I think that the world created by John Scalzi in this book has a lot of potential. I did not realize when I picked it up that it was actually the second one that he’d created in this universe (the first being “Old Man’s War”).
But I also felt that he didn’t take advantage of the rich potential offered by the universe he’d created. There was really only one line through the novel and everybody and everything was dedicated to following that single thread to its conclusion. The protagonist (Jared Dirac) has a genetically-modified body that is detailed early on in the story but then is virtually ignored for the rest of the novel. Similarly, there are many characters introduced (his immediate commander, the various top brass folks) who hint at being very interesting and whose past and possible intrigues are not at all pursued. Maybe there is an intention to do so in later novels or these are elaborated upon in the earlier book but then there is no attempt to recap any of this in “The Ghost Brigades”.
Further, the relationship dynamics (conflict between Jared and team mates, interactions between the “normal” people and the “Special Forces”) are very simple with easy and final resolutions. It makes for a very comfortable read but a less richly textured story.

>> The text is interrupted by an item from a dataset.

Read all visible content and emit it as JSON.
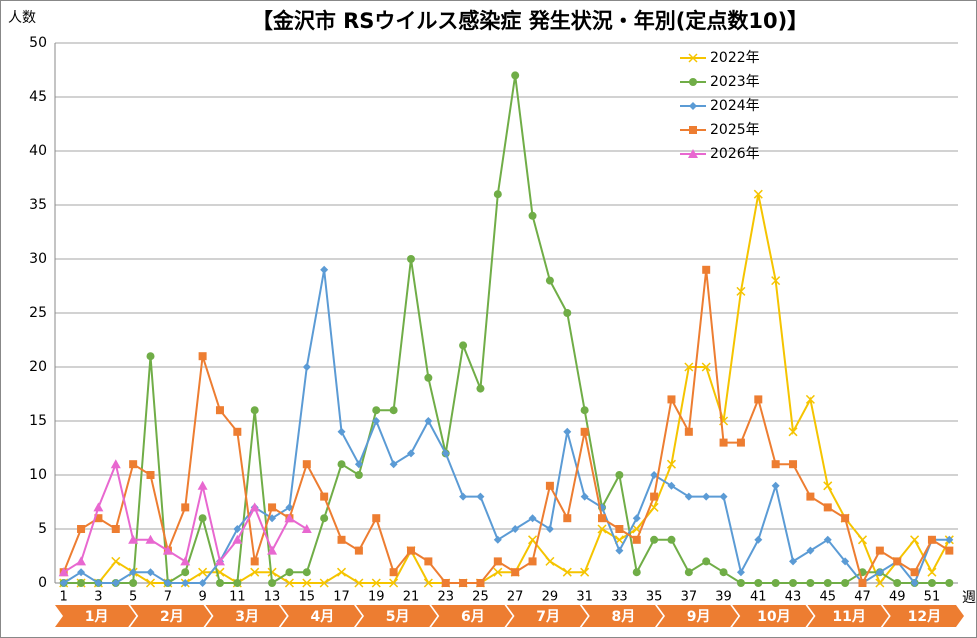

Finally, the story wrapped up very conveniently and neatly. Again, I felt, not taking advantage of the universe that has been conceived and is waiting for its potential to be seized upon. I tend to be a “happily ever after” kind of guy (too much Hollywood-style entertainment I suppose), but I realize that there are very few nice, neat certainties in the world, and certainly few situations where everybody’s goals all line up so that everybody will be happy at the same time or for the same reason.
Don’t get me wrong, I enjoyed the book and the story immensely. I find Mr. Scalzi’s presentation engaging and I loved his exploration into consciousness and trying to grapple with the realities, both technical and moral, presented by being able to transplant consciousness from one body to another and some of the implications of literally creating soldiers (slaves) and convincing them that servitude is a noble life goal. I will definitely be picking up his other offerings. But I will do so expecting a quick, easy read rather than an in-depth, complex narrative.